PhD thesis defence by Annika Bacher.
This thesis is composed of three independent essays in heterogeneous agent macroeconomics. The essays explore how family structure affects investment choices and labor market outcomes of individuals.
The first chapter, Housing and Savings Behavior Across Family Types, studies how family structure in the form of marital status and changes thereof affect housing demand. I develop a life-cycle model of housing and financial portfolio choice with dynamic and heterogeneous family types that I calibrate to household survey data from the United States. My findings indicate that divorce risk encourages precautionary savings of couples and reduces their demand risky assets and for indivisible housing. Prospective marriage, lower income levels and larger exposure to income fluctuations prevent singles from becoming homeowners. As a result, abstracting from distinct family types overstates the effectiveness of housing policies such as lowering property taxes and reducing housing transaction costs by up to over 100%. This misspecification is largest among young households, who are most likely to be single and whose marital transition risk is highest. In contrast, regulations that facilitate stock market participation help to foster wealth accumulation, because they encourage investment in high return assets that are cheaper to liquidate in the event of a marital or labor income shock.
In the second chapter, The Gender Investment Gap over the Life-Cycle, I document with data from the Survey of Consumer Finances that single women hold on average less risky portfolios than single men. To understand the sources of this Gender Investment Gap , I develop a life-cycle model of portfolio choice that allows for gender differences along observable characteristics and stochastic processes. The model is able to replicate the empirical patterns without introducing gender heterogeneity in preferences. Counterfactual simulations reveal that lower income levels and larger household sizes (mainly through the presence of children) of single women make it optimal for them to invest less risky. Hence, the gender wage gap gets amplified because it results in investment behaviour that pays on average lower returns. Importantly, not only current-period income levels and number of household members help to explain this finding but also expectations over their future realizations.

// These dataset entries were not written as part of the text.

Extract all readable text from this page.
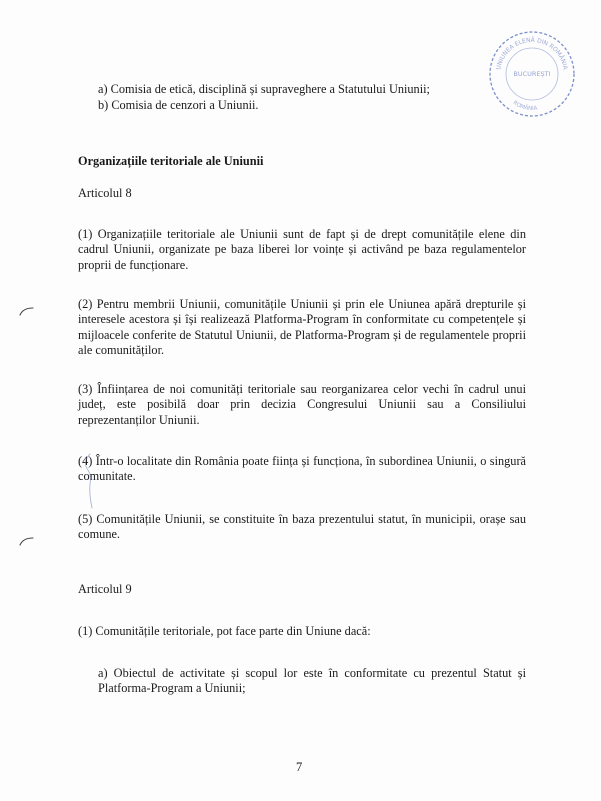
UNIUNEA ELENĂ DIN ROMÂNIA
BUCUREȘTI
ROMÂNIA
a) Comisia de etică, disciplină și supraveghere a Statutului Uniunii;
b) Comisia de cenzori a Uniunii.
Organizațiile teritoriale ale Uniunii
Articolul 8
(1) Organizațiile teritoriale ale Uniunii sunt de fapt și de drept comunitățile elene din cadrul Uniunii, organizate pe baza liberei lor voințe și activând pe baza regulamentelor proprii de funcționare.
(2) Pentru membrii Uniunii, comunitățile Uniunii și prin ele Uniunea apără drepturile și interesele acestora și își realizează Platforma-Program în conformitate cu competențele și mijloacele conferite de Statutul Uniunii, de Platforma-Program și de regulamentele proprii ale comunităților.
(3) Înființarea de noi comunități teritoriale sau reorganizarea celor vechi în cadrul unui județ, este posibilă doar prin decizia Congresului Uniunii sau a Consiliului reprezentanților Uniunii.
(4) Într-o localitate din România poate ființa și funcționa, în subordinea Uniunii, o singură comunitate.
(5) Comunitățile Uniunii, se constituite în baza prezentului statut, în municipii, orașe sau comune.
Articolul 9
(1) Comunitățile teritoriale, pot face parte din Uniune dacă:
a) Obiectul de activitate și scopul lor este în conformitate cu prezentul Statut și Platforma-Program a Uniunii;
7
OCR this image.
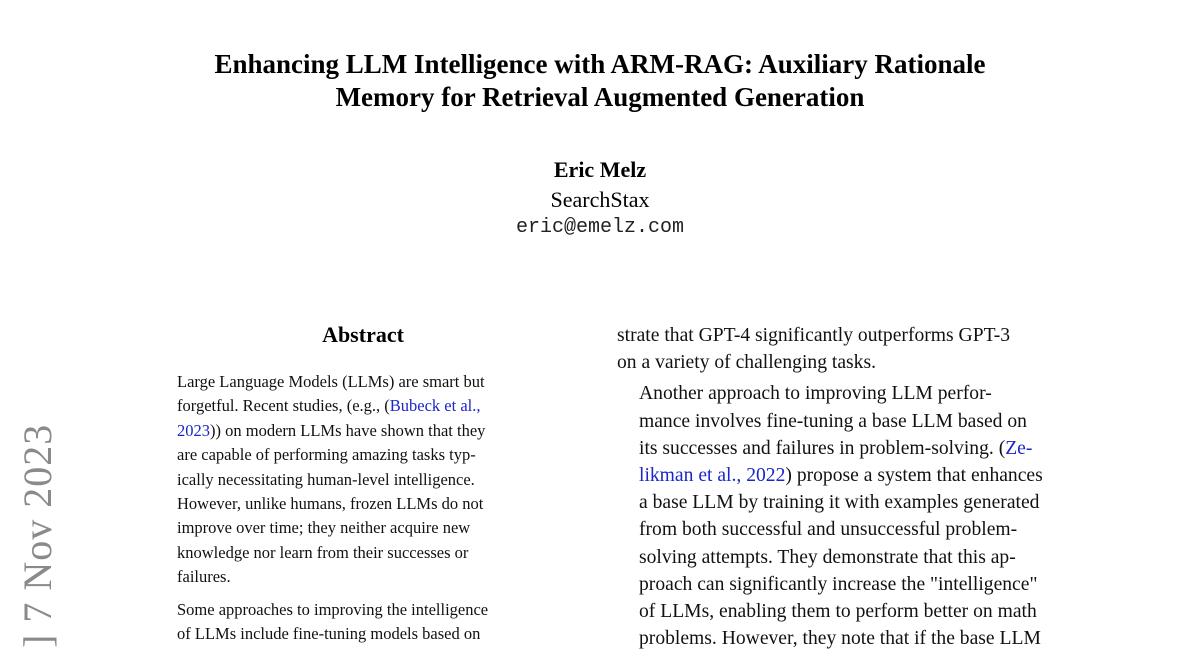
Enhancing LLM Intelligence with ARM-RAG: Auxiliary Rationale
Memory for Retrieval Augmented Generation
Eric Melz
SearchStax
eric@emelz.com
Abstract

Large Language Models (LLMs) are smart but
forgetful. Recent studies, (e.g., (Bubeck et al.,
2023)) on modern LLMs have shown that they
are capable of performing amazing tasks typ-
ically necessitating human-level intelligence.
However, unlike humans, frozen LLMs do not
improve over time; they neither acquire new
knowledge nor learn from their successes or
failures.

Some approaches to improving the intelligence
of LLMs include fine-tuning models based on

strate that GPT-4 significantly outperforms GPT-3
on a variety of challenging tasks.

Another approach to improving LLM perfor-
mance involves fine-tuning a base LLM based on
its successes and failures in problem-solving. (Ze-
likman et al., 2022) propose a system that enhances
a base LLM by training it with examples generated
from both successful and unsuccessful problem-
solving attempts. They demonstrate that this ap-
proach can significantly increase the "intelligence"
of LLMs, enabling them to perform better on math
problems. However, they note that if the base LLM

] 7 Nov 2023
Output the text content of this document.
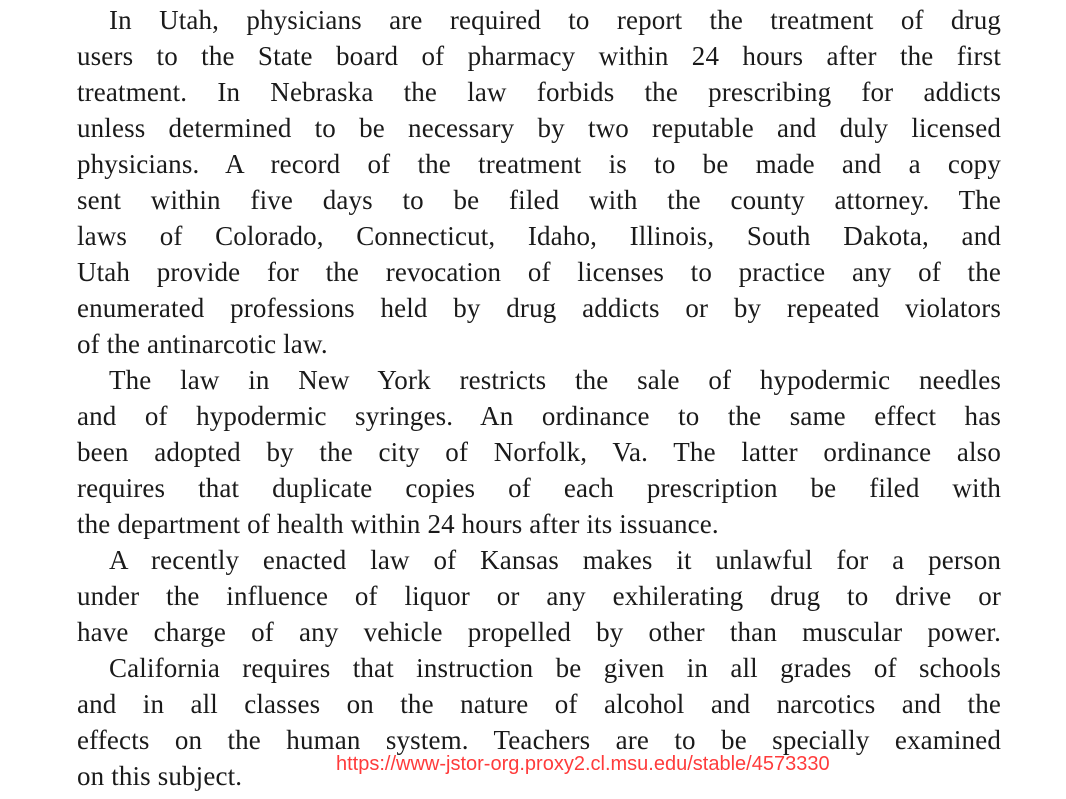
In Utah, physicians are required to report the treatment of drug
users to the State board of pharmacy within 24 hours after the first
treatment. In Nebraska the law forbids the prescribing for addicts
unless determined to be necessary by two reputable and duly licensed
physicians. A record of the treatment is to be made and a copy
sent within five days to be filed with the county attorney. The
laws of Colorado, Connecticut, Idaho, Illinois, South Dakota, and
Utah provide for the revocation of licenses to practice any of the
enumerated professions held by drug addicts or by repeated violators
of the antinarcotic law.
The law in New York restricts the sale of hypodermic needles
and of hypodermic syringes. An ordinance to the same effect has
been adopted by the city of Norfolk, Va. The latter ordinance also
requires that duplicate copies of each prescription be filed with
the department of health within 24 hours after its issuance.
A recently enacted law of Kansas makes it unlawful for a person
under the influence of liquor or any exhilerating drug to drive or
have charge of any vehicle propelled by other than muscular power.
California requires that instruction be given in all grades of schools
and in all classes on the nature of alcohol and narcotics and the
effects on the human system. Teachers are to be specially examined
on this subject.	https://www-jstor-org.proxy2.cl.msu.edu/stable/4573330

The third chapter, Joint Search over the Life-Cycle, co-authored with Philipp Grübener and Lukas Nord, focuses on labour market outcomes and couples. Specifically, we study how intra-household insurance against individual job loss through increased spousal labour market participation, also called the added worker effect, varies over the life cycle. First, we show in US data that the added worker effect is much stronger for young than for old households. A stochastic life cycle model of two-member households with job search in a frictional labour market is capable of replicating this finding. The model suggests that a lower added worker effect for the old is driven primarily by better insurance through asset holdings. Human capital differences between employed young and old contribute to the difference but are quantitatively less important, while differences in job arrival rates play a limited role.
Participation on site will be allowed on a first-come, first-saved basis. The event will be also live-streamed via Zoom.